Vielen herzlichen Dank. - Ich möchte am Anfang allen Kollegen, die in der heutigen Fragestunde eine Frage gestellt haben, mein Lob aussprechen, weil sie die Geschäftsordnung in der aktuellen Fassung mit der Anlage zur Fragestunde eingehalten haben. Sie haben Fragen zur Landespolitik gestellt, die unmittelbar oder mittelbar die Regierung betreffen. Wenn wir weiterhin - wie in der heutigen Fragestunde - Dringliche Anfragen zu Äußerungen von Parteivorsitzenden stellen, dann werden wir in den nächsten Monaten Fragen zu allen Aussagen der Parteivorsitzenden von GRÜNE/B90, DIE LINKE, SPD, FDP und CDU zu hören bekommen. Dann kommen in der Fragestunde genau die Themen, die das Land Brandenburg betreffen und daher in der Fragestunde ihren Platz haben sollten, nicht mehr vor.
Deshalb habe ich die große Bitte an das Landtagspräsidium bzw. an den Präsidenten des Landtags, bei der Genehmigung von Dringlichen Anfragen darauf zu achten, dass alle Abgeordneten - ob aus der Regierungskoalition oder aus der Opposition ein Recht darauf haben, ihre Fragen zu stellen, die das Land betreffen.
- Herr Holzschuher, ich sage das für alle, nicht nur für uns. Hören Sie doch einfach zu. Es gab schon immer Vorschriften, und die möchte ich eingehalten wissen. - Danke schön.

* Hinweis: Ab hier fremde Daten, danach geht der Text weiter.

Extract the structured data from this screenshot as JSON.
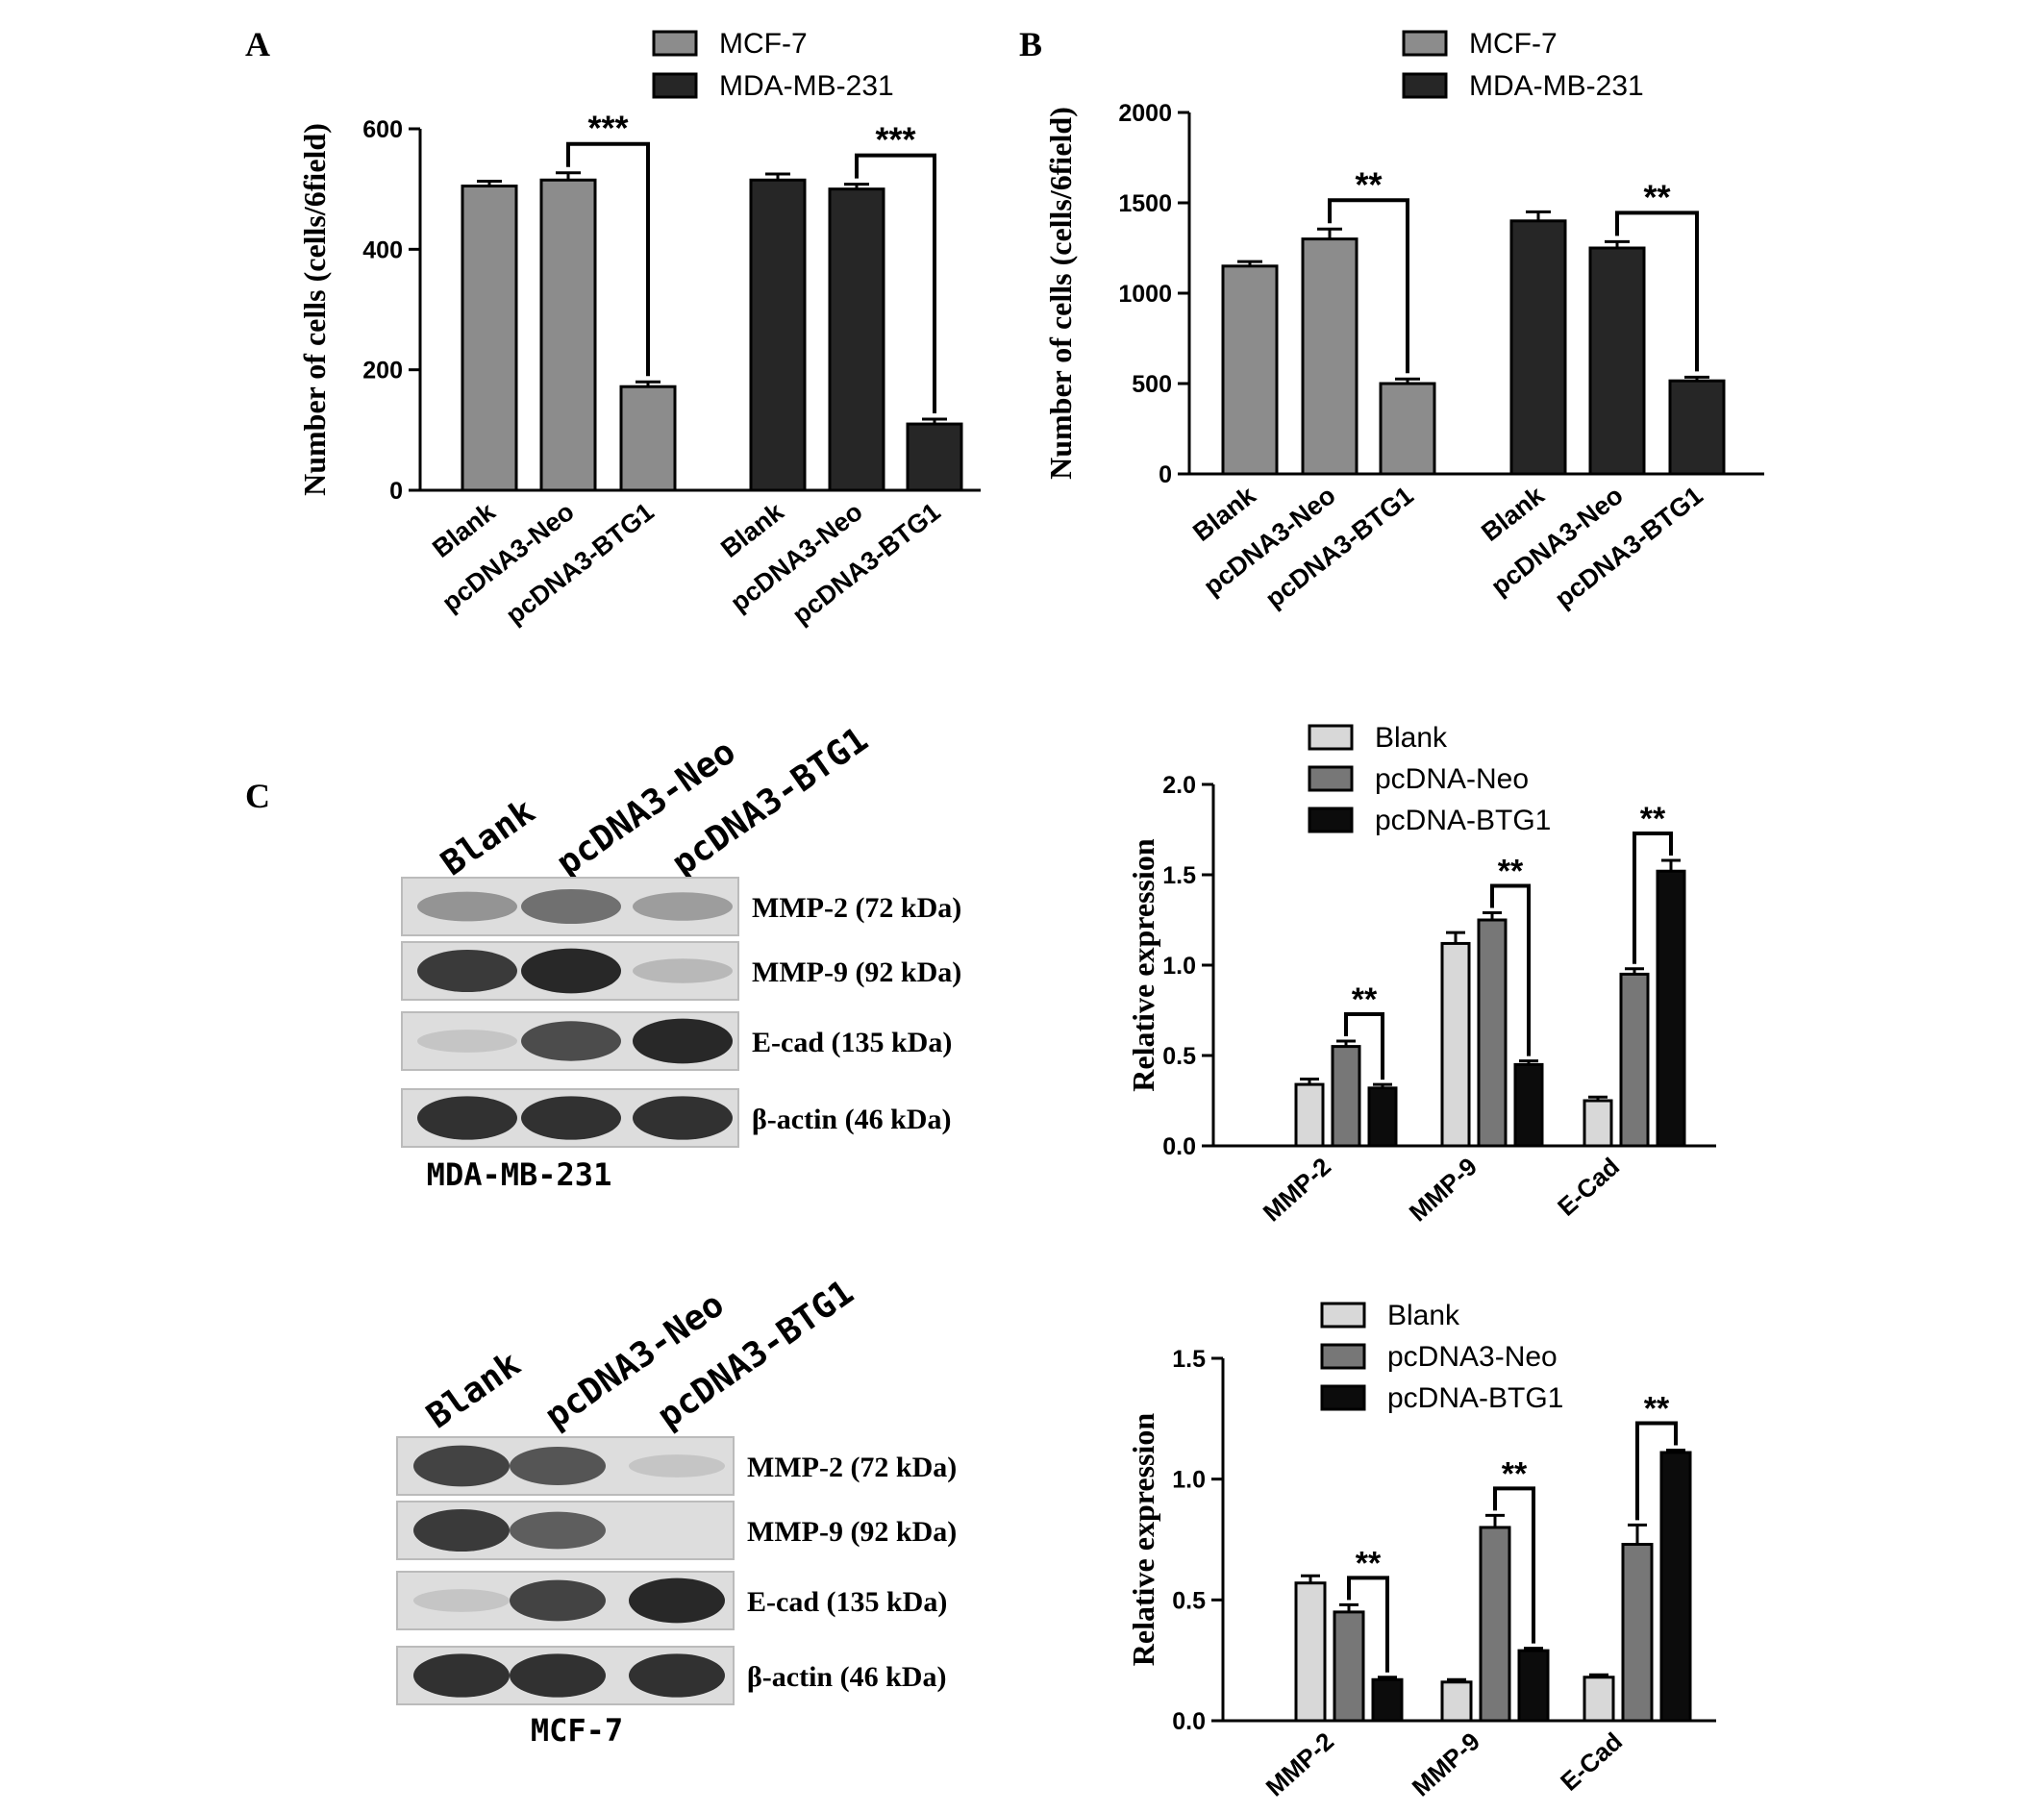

Vielen Dank, Herr Senftleben. Wir nehmen Ihr Anliegen zur Kenntnis und fahren mit der Tagesordnung fort.
Ich rufe die Frage 109 (Zukunft des Studienkollegs des Landes Brandenburg) auf, die vom Abgeordneten Peer Jürgens gestellt wird.
Im Frühjahr 2009 ist die Entscheidung gefallen, das Studienkolleg des Landes Brandenburg zu schließen. Gründe hierfür waren wohl die zu geringe Nutzung dieses Kollegs durch ausländische Studierende und die damit angeblich nicht ausreichende Effizienz.
Ich frage die Landesregierung: Wie soll Ihrer Kenntnis nach in Zukunft gewährleistet werden, dass auch weiterhin Studierende ohne direkten Hochschulzugang ausgebildet werden können?
Frau Präsidentin! Meine Damen und Herren! Keine Sorge, Herr Senftleben, das ist wirklich eine Frage, die sich intensiv nur mit dem Land beschäftigt. Insofern können wir die Debatte jetzt sachlich weiterführen.
Herr Jürgens, ein Satz vorweg, damit wir alle wissen, worüber wir eigentlich sprechen. Beim Studienkolleg an der Universität Potsdam handelt es sich um eine Einrichtung des Landes Brandenburg, an der zentral für alle Hochschulen ausländische Studienbewerber ohne Hochschulzugangsberechtigung die erforderlichen sprachlichen, fachlichen und methodischen Voraussetzungen für einen erfolgreichen Studienbeginn in Deutschland erwerben sollen. In der Bundesrepublik entstanden die Studienkollegs in den 60er Jahren. Ausländische Studieninteressierte aus den - damals sogenannten - Entwicklungsländern, deren Schulsystem mit dem deutschen nicht vergleichbar war, sollten so die Möglichkeit eines Hochschulbesuchs in Deutschland erhalten.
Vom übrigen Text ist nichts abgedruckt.